Speaker: Scott Gardner & Ian Nakamura
Time: 4:00 PM - 5:00 PM (Sun., November 20th, 2005)
Fee (JALT members): free
Fee (One-Day members): 500 yen
Prefecture: Okayama
City: Okayama
Venue: Sankaku A Bldg. 2F
Description: Popular music is often touted as useful linguistic and cultural material for EFL classrooms, but it is just as often belittled for its cultural hegemony and its use as simple student entertainment. Instead of co-opting it into pre-decided classroom aims or using it as classroom filler, teachers should consider this music’s original goal—to emotionally transform its audience—and through it try to convey something to their students that transcends simple language and culture study.
Speaker: Nobuko Tahara
Time: 3:00 PM - 5:00 PM (Sat., December 10th, 2005)
Fee (JALT members): free
Fee (One-Day members): 500 yen
Prefecture: Okayama
City: Okayama
Venue: Sankaku A Bldg. 2F
Description: Fixed expression, idioms and metaphors are widely seen in many texts but their functions are not often understood.

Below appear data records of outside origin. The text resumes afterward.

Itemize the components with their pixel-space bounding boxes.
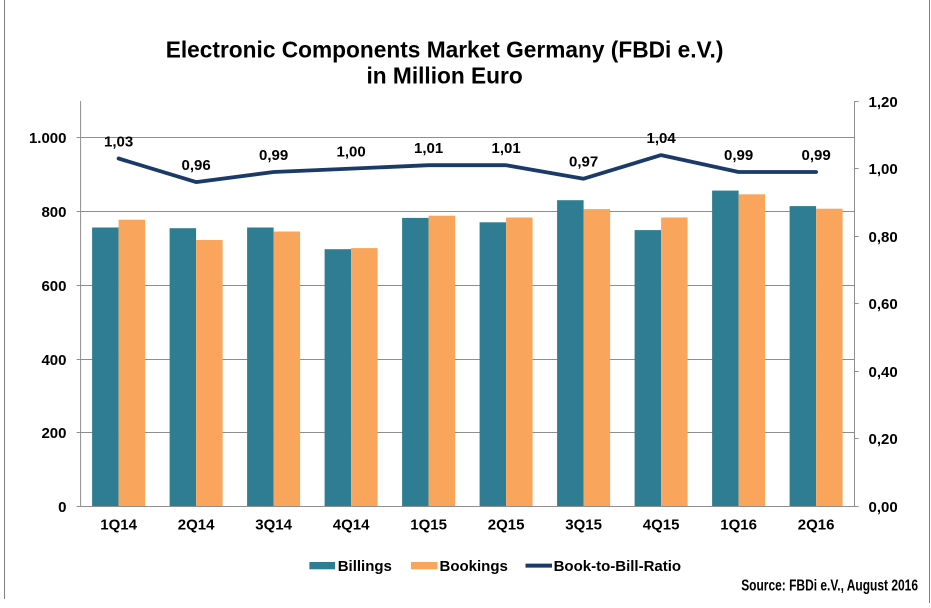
svg-text:800: 800 bbox=[41, 204, 66, 221]
svg-text:0,80: 0,80 bbox=[869, 229, 898, 246]
svg-text:1,20: 1,20 bbox=[869, 94, 898, 111]
svg-text:Source: FBDi e.V., August 2016: Source: FBDi e.V., August 2016 bbox=[741, 577, 918, 594]
svg-text:2Q15: 2Q15 bbox=[488, 516, 525, 533]
svg-text:3Q14: 3Q14 bbox=[255, 516, 292, 533]
svg-text:200: 200 bbox=[41, 425, 66, 442]
svg-text:1,04: 1,04 bbox=[646, 130, 676, 147]
svg-text:1Q16: 1Q16 bbox=[720, 516, 757, 533]
svg-text:1,00: 1,00 bbox=[869, 161, 898, 178]
svg-text:2Q16: 2Q16 bbox=[798, 516, 835, 533]
svg-text:Bookings: Bookings bbox=[440, 558, 508, 575]
svg-text:0,20: 0,20 bbox=[869, 431, 898, 448]
svg-text:0: 0 bbox=[58, 499, 66, 516]
svg-text:0,97: 0,97 bbox=[569, 154, 598, 171]
svg-text:Electronic Components Market G: Electronic Components Market Germany (FB… bbox=[166, 36, 724, 62]
svg-text:400: 400 bbox=[41, 352, 66, 369]
svg-text:Book-to-Bill-Ratio: Book-to-Bill-Ratio bbox=[554, 558, 681, 575]
svg-text:1Q15: 1Q15 bbox=[410, 516, 447, 533]
svg-text:600: 600 bbox=[41, 278, 66, 295]
svg-text:3Q15: 3Q15 bbox=[565, 516, 602, 533]
svg-text:1,01: 1,01 bbox=[491, 140, 520, 157]
svg-text:4Q15: 4Q15 bbox=[643, 516, 680, 533]
svg-text:0,60: 0,60 bbox=[869, 296, 898, 313]
svg-text:1,03: 1,03 bbox=[104, 133, 133, 150]
svg-text:1,01: 1,01 bbox=[414, 140, 443, 157]
svg-text:0,00: 0,00 bbox=[869, 499, 898, 516]
svg-text:0,99: 0,99 bbox=[724, 147, 753, 164]
svg-text:0,99: 0,99 bbox=[801, 147, 830, 164]
svg-text:4Q14: 4Q14 bbox=[333, 516, 370, 533]
svg-text:1Q14: 1Q14 bbox=[100, 516, 137, 533]
svg-text:Billings: Billings bbox=[338, 558, 392, 575]
svg-text:in Million Euro: in Million Euro bbox=[366, 63, 522, 89]
svg-text:0,99: 0,99 bbox=[259, 147, 288, 164]
svg-text:0,40: 0,40 bbox=[869, 364, 898, 381]
svg-text:0,96: 0,96 bbox=[181, 157, 210, 174]
svg-text:1.000: 1.000 bbox=[29, 130, 67, 147]
svg-text:1,00: 1,00 bbox=[336, 143, 365, 160]
svg-text:2Q14: 2Q14 bbox=[178, 516, 215, 533]
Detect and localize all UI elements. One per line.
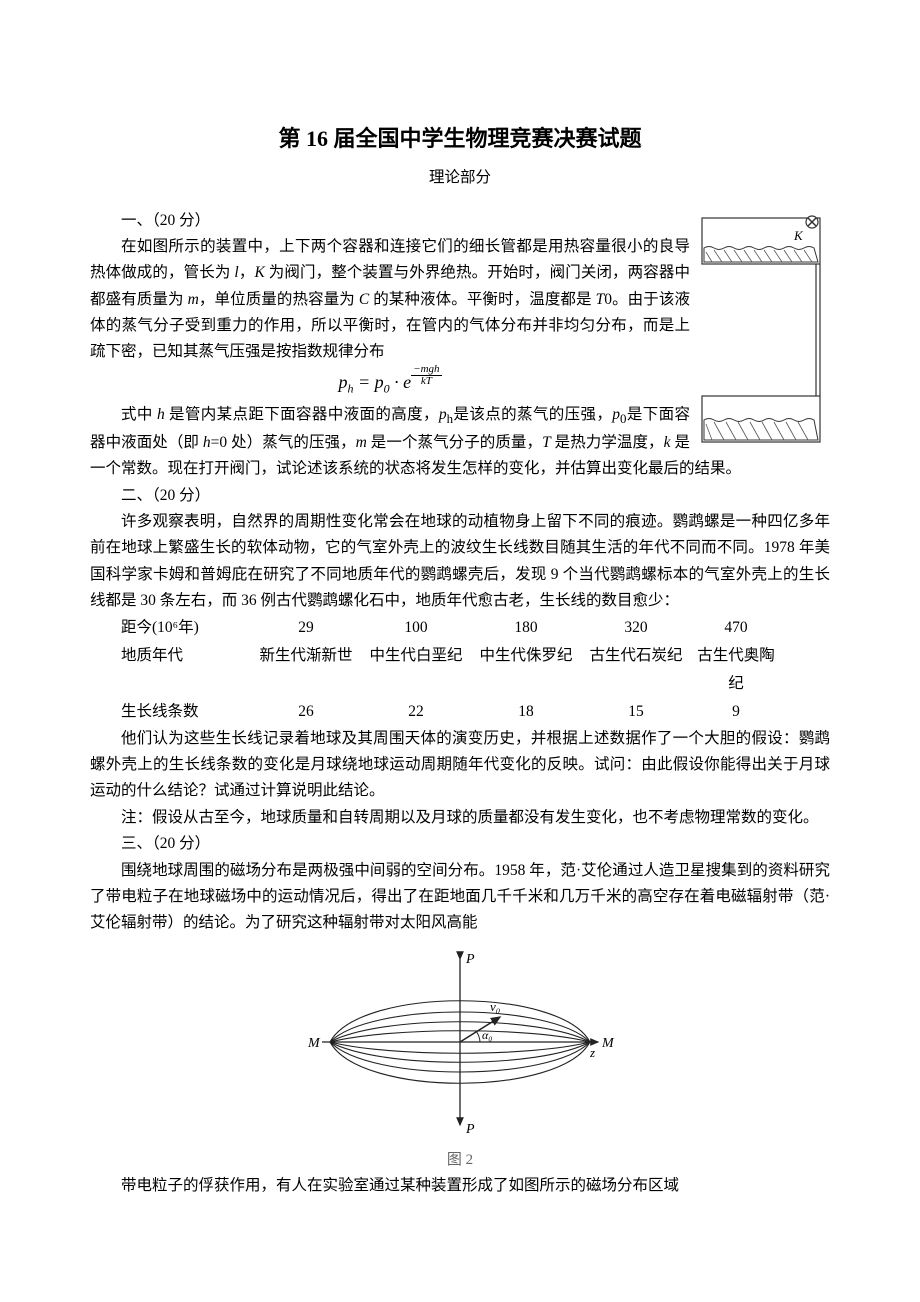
p0: p [375,372,384,392]
figure-2-caption: 图 2 [90,1148,830,1174]
exponent: −mghkT [411,364,441,387]
var-T0: T [596,291,605,308]
var-h: h [157,406,165,423]
td: 古生代石炭纪 [581,642,691,698]
text: 是管内某点距下面容器中液面的高度， [165,406,439,423]
text: 是该点的蒸气的压强， [453,406,612,423]
q3-p-last: 带电粒子的俘获作用，有人在实验室通过某种装置形成了如图所示的磁场分布区域 [90,1173,830,1199]
td: 29 [251,614,361,642]
num: mgh [421,363,440,375]
var-K: K [254,264,264,281]
var-m2: m [356,434,367,451]
q3-p1: 围绕地球周围的磁场分布是两极强中间弱的空间分布。1958 年，范·艾伦通过人造卫… [90,858,830,937]
svg-text:M: M [601,1036,615,1051]
td: 中生代侏罗纪 [471,642,581,698]
q2-p3: 注：假设从古至今，地球质量和自转周期以及月球的质量都没有发生变化，也不考虑物理常… [90,805,830,831]
text: 的某种液体。平衡时，温度都是 [369,291,595,308]
td: 470 [691,614,781,642]
svg-text:v₀: v₀ [490,999,500,1014]
td: 22 [361,698,471,726]
e: e [403,372,411,392]
text: 是一个蒸气分子的质量， [367,434,542,451]
th: 距今(10⁶年) [121,614,251,642]
text: =0 处）蒸气的压强， [211,434,356,451]
q2-label: 二、（20 分） [90,483,830,509]
text: 是热力学温度， [551,434,664,451]
q2-p2: 他们认为这些生长线记录着地球及其周围天体的演变历史，并根据上述数据作了一个大胆的… [90,726,830,805]
svg-text:P: P [465,1122,475,1137]
td: 中生代白垩纪 [361,642,471,698]
td: 100 [361,614,471,642]
svg-text:M: M [307,1036,321,1051]
var-k: k [664,434,671,451]
den: kT [411,376,441,387]
eq: = [353,372,374,392]
valve-label: K [793,228,804,243]
text: ，单位质量的热容量为 [199,291,359,308]
td: 9 [691,698,781,726]
var-m: m [188,291,199,308]
th: 地质年代 [121,642,251,698]
q2-p1: 许多观察表明，自然界的周期性变化常会在地球的动植物身上留下不同的痕迹。鹦鹉螺是一… [90,509,830,614]
td: 15 [581,698,691,726]
var-ph: p [439,406,447,423]
var-C: C [359,291,369,308]
td: 26 [251,698,361,726]
q3-label: 三、（20 分） [90,831,830,857]
page-title: 第 16 届全国中学生物理竞赛决赛试题 [90,120,830,157]
th: 生长线条数 [121,698,251,726]
text: ， [239,264,255,281]
svg-text:α₀: α₀ [482,1028,492,1042]
var-T: T [542,434,551,451]
figure-1: K [698,212,830,444]
dot: · [390,372,404,392]
td: 新生代渐新世 [251,642,361,698]
var-h2: h [203,434,211,451]
svg-text:z: z [589,1045,595,1060]
td: 180 [471,614,581,642]
text: 式中 [121,406,157,423]
td: 古生代奥陶纪 [691,642,781,698]
td: 320 [581,614,691,642]
q2-data-table: 距今(10⁶年) 29 100 180 320 470 地质年代 新生代渐新世 … [121,614,830,726]
figure-2: P P M M z v₀ α₀ 图 2 [90,947,830,1174]
var-p0: p [612,406,620,423]
td: 18 [471,698,581,726]
svg-text:P: P [465,952,475,967]
neg: − [413,363,420,375]
subtitle: 理论部分 [90,165,830,191]
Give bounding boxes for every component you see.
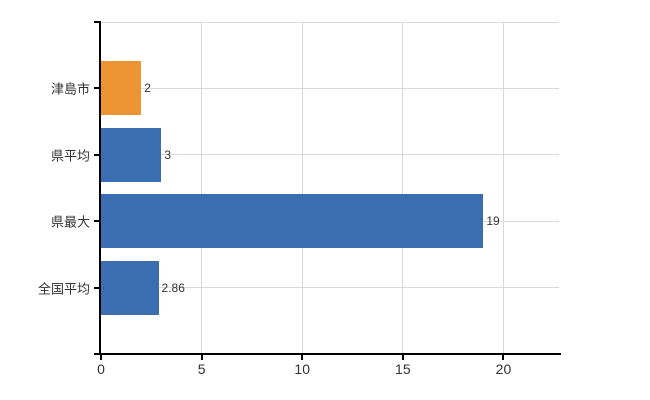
x-tick-label: 10 [294,361,311,377]
bar[interactable] [101,127,162,182]
category-label: 県平均 [50,148,90,164]
gridline-horizontal [101,287,559,289]
x-tick-label: 20 [495,361,512,377]
value-label: 2 [144,81,151,96]
value-label: 3 [164,147,172,162]
bar[interactable] [101,194,484,249]
y-axis-tick [94,21,101,23]
y-axis-tick [94,353,101,355]
x-tick-label: 15 [395,361,411,377]
gridline-horizontal [101,87,559,89]
plot-area: 2 3 19 2.86 [101,22,559,354]
x-axis-tick [401,355,404,360]
x-tick-label: 0 [97,361,105,377]
x-axis-tick [301,355,304,360]
gridline-vertical [502,22,504,354]
bar[interactable] [101,61,142,116]
y-axis-tick [94,87,101,90]
value-label: 19 [486,214,500,229]
y-axis-tick [94,286,101,289]
y-axis-tick [94,220,101,223]
x-axis-tick [200,355,203,360]
y-axis-line [99,22,101,355]
x-axis-tick [100,355,102,360]
gridline-horizontal [101,154,559,156]
x-axis-line [101,353,561,355]
gridline-vertical [402,22,404,354]
gridline-horizontal [101,22,559,23]
category-label: 津島市 [50,81,90,97]
gridline-vertical [201,22,203,354]
value-label: 2.86 [161,280,185,295]
x-axis-tick [502,355,505,360]
y-axis-tick [94,153,101,156]
x-tick-label: 5 [197,361,206,377]
gridline-vertical [301,22,303,354]
category-label: 県最大 [50,214,90,230]
category-label: 全国平均 [37,281,90,297]
bar[interactable] [101,260,159,315]
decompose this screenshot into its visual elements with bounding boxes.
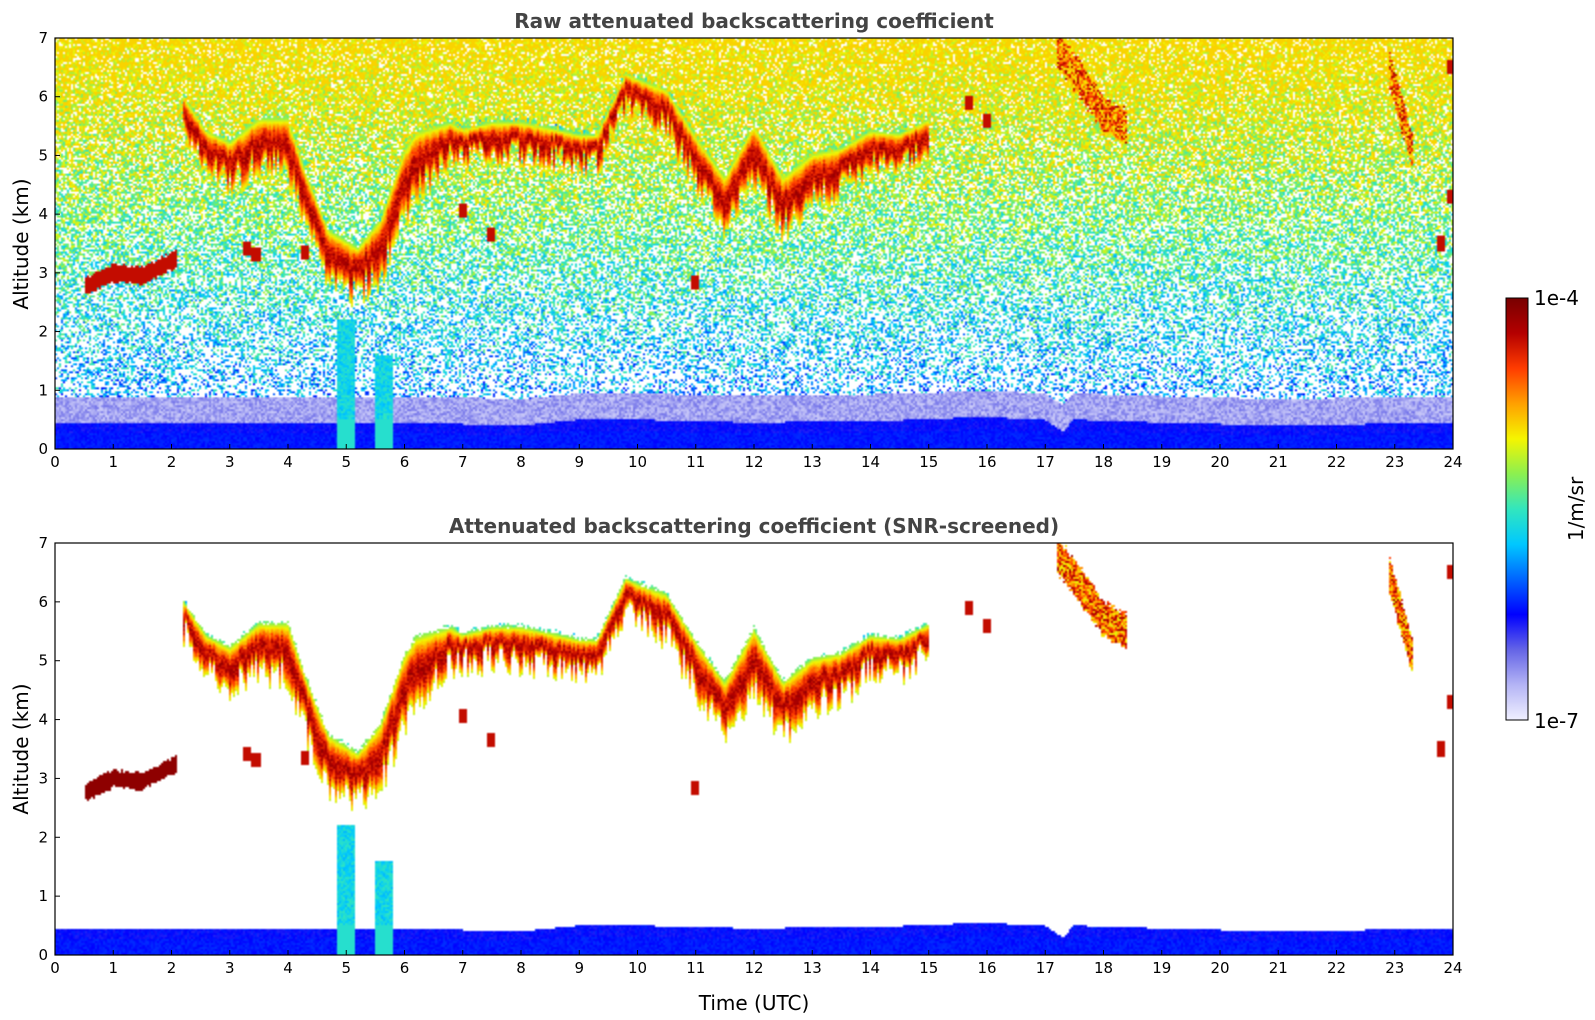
y-tick-label: 7 bbox=[38, 29, 48, 47]
raw-x-ticks: 0 1 2 3 4 5 6 7 8 9 10 11 12 13 14 15 16 17 18 19 20 21 22 23 24 bbox=[50, 444, 1463, 471]
x-tick-label: 0 bbox=[50, 959, 60, 977]
x-tick-label: 7 bbox=[458, 959, 468, 977]
x-tick-label: 18 bbox=[1094, 453, 1113, 471]
y-tick-label: 7 bbox=[38, 534, 48, 552]
x-tick-label: 15 bbox=[919, 453, 938, 471]
x-tick-label: 18 bbox=[1094, 959, 1113, 977]
x-tick-label: 3 bbox=[225, 959, 235, 977]
x-tick-label: 16 bbox=[977, 453, 996, 471]
colorbar-scale bbox=[1505, 297, 1529, 721]
x-tick-label: 22 bbox=[1327, 453, 1346, 471]
screened-panel-title: Attenuated backscattering coefficient (S… bbox=[449, 514, 1059, 538]
y-tick-label: 2 bbox=[38, 828, 48, 846]
y-tick-label: 5 bbox=[38, 146, 48, 164]
x-tick-label: 23 bbox=[1385, 453, 1404, 471]
screened-x-ticks: 0 1 2 3 4 5 6 7 8 9 10 11 12 13 14 15 16 17 18 19 20 21 22 23 24 bbox=[50, 950, 1463, 977]
x-tick-label: 6 bbox=[400, 959, 410, 977]
colorbar-unit-label: 1/m/sr bbox=[1564, 476, 1588, 541]
raw-y-ticks: 0 1 2 3 4 5 6 7 bbox=[38, 29, 60, 458]
x-tick-label: 8 bbox=[516, 959, 526, 977]
y-tick-label: 0 bbox=[38, 946, 48, 964]
colorbar-max-label: 1e-4 bbox=[1534, 286, 1579, 310]
colorbar-min-label: 1e-7 bbox=[1534, 709, 1579, 733]
x-tick-label: 14 bbox=[861, 453, 880, 471]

The presenter will report on the study of the distribution of these vocabulary types in two kinds of English texts (an information report and an analytical exposition), and the transferability of their functions into the Japanese translated texts. The examination of the English original texts is conducted from two discourse views: one represented by generic stages and the other by textual patterns. It shows that the use of these vocabulary items in the texts reflects the organizational structure of the text and their purposes. Also, an examination of the transferability of the vocabulary functions into Japanese makes such functions clearer in the English texts.
After the meeting we will have drinks at a nearby German restaurant and then the chapter bonenkai.